An effective employee onboarding program can help you decrease turnover and improve productivity. If you want to improve your new employee’s experience, consider adopting these employee onboarding best practices:

  • Provide clear job titles, descriptions and expectations
  • Set realistic onboarding goals for the new employee
  • Involve managers
  • Help employees make connections
  • Utilize technology
  • Provide ongoing training and education
Employee Onboarding Best Practice #1:
Provide clear job titles, descriptions and expectations

Companies lose billions of dollars each year from employees not understanding their jobs.1 One of the best ways to increase productivity is to set clear expectations upfront. Ambiguous job titles and descriptions can lead to confusion. Before a new employee starts, have their supervisor review and update the job title and description. Ideally this step would happen before the job was even posted. The employee’s supervisor should review the job description and expectations with the employee as a part of their orientation and give the employee a chance to ask any questions.


Employee Onboarding Best Practice #2:
Set realistic onboarding goals for the new employee

Managers typically think of goal setting as something they do annually, but when a new employee is still trying to figure out how to use your software and learn their coworkers' names, can you really expect them to be focused on increasing your sales? Set specific milestones for their onboarding and let them focus on learning their job firsts. Examples of onboarding goals include:

  • Completing 50 percent of software training by the end of their first month.
  • Scheduling one-on-one meetings with key staff in the first two weeks.
  • Conducting 3 client interviews within the first six weeks.
  • Completing mandatory HR training within the first two months.

Managers will need to set different goals depending on the position. The goals should help the person learn their job and get up to speed. After completing these goals, managers can then review performance-specific goals with the new employee.


Employee Onboarding Best Practice #3:
Involve Managers

Employee onboarding is not just an HR function. Managers need to be involved. As seen with the first two best practices, onboarding needs to be tailored to the specific position. Managers understand the day-to-day functions of the job better than HR teams so they can help design an onboarding program the best suites the position instead of a generic companywide onboarding program.

An effective onboarding program requires a significant time investment. Employees are more likely to take the onboarding process seriously if their manager shows their support for onboarding.


Employee Onboarding Best Practice #4:
Help employees make connections

Onboarding also includes a social element. Feeling included and connected to the company social culture improves employee engagement. To help new employees feel welcome, consider:

  • Providing a list of staff and/or key clients they should meet
  • Blocking off time on their calendars for these meetings
  • Introducing the new employee to key leaders
  • Assigning a buddy or mentor the new employee can ask for help
  • Inviting the new employee to lunch
Employee Onboarding Best Practice #5:
Utilize technology

If your employee onboarding still includes handing new hires a 1-inch thick file folder full of forms and manuals, it’s time to upgrade. What forms could be automated or converted to a digital format? Skip paper onboarding checklists and utilize onboarding software to help employees familiarize themselves with software and processes.

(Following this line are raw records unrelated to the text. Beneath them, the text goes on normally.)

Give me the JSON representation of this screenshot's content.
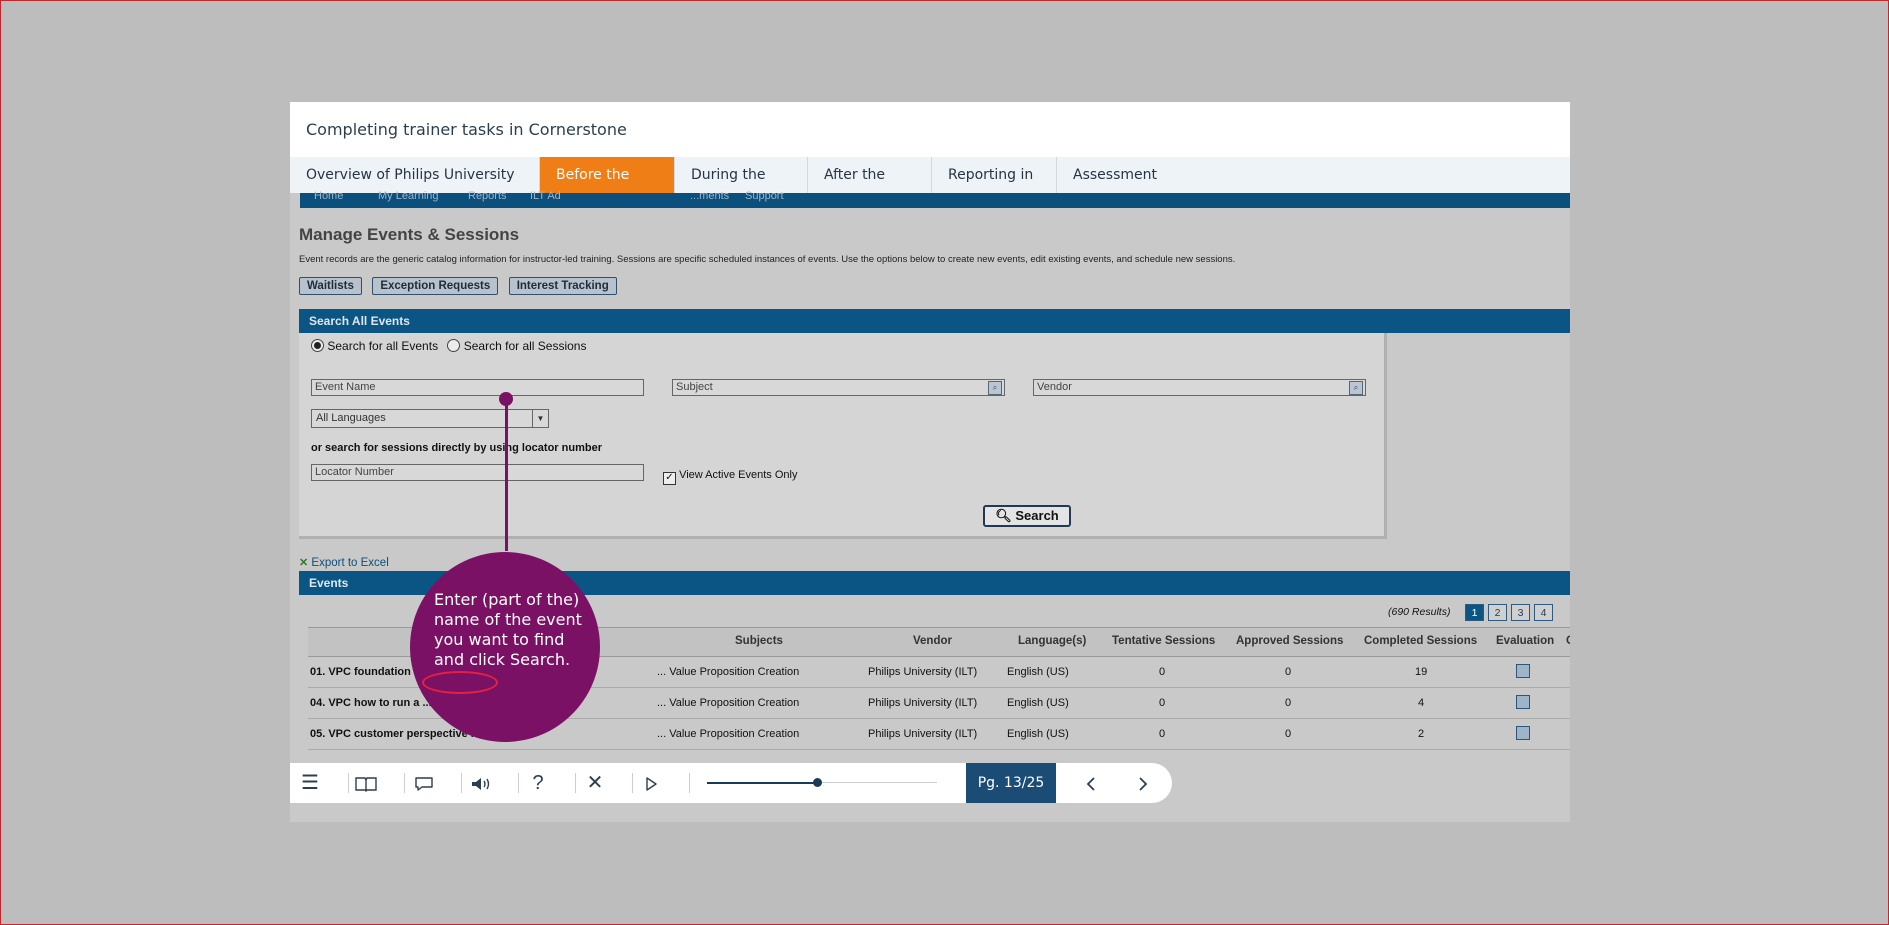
{
  "course": {
    "title": "Completing trainer tasks in Cornerstone",
    "nav": [
      {
        "label": "Overview of Philips University and LMS",
        "active": false
      },
      {
        "label": "Before the training",
        "active": true
      },
      {
        "label": "During the training",
        "active": false
      },
      {
        "label": "After the training",
        "active": false
      },
      {
        "label": "Reporting in LMS",
        "active": false
      },
      {
        "label": "Assessment",
        "active": false
      }
    ]
  },
  "app": {
    "menubar": [
      "Home",
      "My Learning",
      "Reports",
      "ILT Ad",
      "...ments",
      "Support"
    ],
    "page_title": "Manage Events & Sessions",
    "description": "Event records are the generic catalog information for instructor-led training. Sessions are specific scheduled instances of events. Use the options below to create new events, edit existing events, and schedule new sessions.",
    "buttons": {
      "waitlists": "Waitlists",
      "exception_requests": "Exception Requests",
      "interest_tracking": "Interest Tracking"
    },
    "search_section": "Search All Events",
    "radio_events": "Search for all Events",
    "radio_sessions": "Search for all Sessions",
    "event_name_placeholder": "Event Name",
    "subject_placeholder": "Subject",
    "vendor_placeholder": "Vendor",
    "language_selected": "All Languages",
    "locator_label": "or search for sessions directly by using locator number",
    "locator_placeholder": "Locator Number",
    "active_only_label": "View Active Events Only",
    "search_button": "Search",
    "export_label": "Export to Excel",
    "events_section": "Events",
    "results_count": "(690 Results)",
    "pages": [
      "1",
      "2",
      "3",
      "4"
    ],
    "columns": [
      "Subjects",
      "Vendor",
      "Language(s)",
      "Tentative Sessions",
      "Approved Sessions",
      "Completed Sessions",
      "Evaluation",
      "C"
    ],
    "rows": [
      {
        "name": "01. VPC foundation",
        "subject": "... Value Proposition Creation",
        "vendor": "Philips University (ILT)",
        "language": "English (US)",
        "tentative": "0",
        "approved": "0",
        "completed": "19"
      },
      {
        "name": "04. VPC how to run a ...",
        "subject": "... Value Proposition Creation",
        "vendor": "Philips University (ILT)",
        "language": "English (US)",
        "tentative": "0",
        "approved": "0",
        "completed": "4"
      },
      {
        "name": "05. VPC customer perspective ... insight",
        "subject": "... Value Proposition Creation",
        "vendor": "Philips University (ILT)",
        "language": "English (US)",
        "tentative": "0",
        "approved": "0",
        "completed": "2"
      }
    ]
  },
  "callout": {
    "text": "Enter (part of the) name of the event you want to find and click Search."
  },
  "player": {
    "page_indicator": "Pg. 13/25",
    "progress_fraction": 0.48,
    "icons": [
      "menu-icon",
      "book-icon",
      "chat-icon",
      "volume-icon",
      "help-icon",
      "close-icon",
      "play-icon",
      "prev-icon",
      "next-icon"
    ]
  },
  "colors": {
    "accent": "#f07e16",
    "callout": "#7b1165",
    "brand_blue": "#0b5584",
    "player_dark": "#1a4c76"
  }
}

Employee Onboarding Best Practice #6:
Provide ongoing training and education

Onboarding doesn’t end after the employee’s first 30 days. Providing ongoing training and education improves employee performance and makes employees feel valued. You can also increase productivity by providing ongoing support and training. All employees, especially new ones, have difficulty remembering how to complete certain tasks unless they do them every day. It’s a phenomenon known as the forgetting curve. The only way to ensure employees retain the information from their onboarding is to continue to provide training and support tools.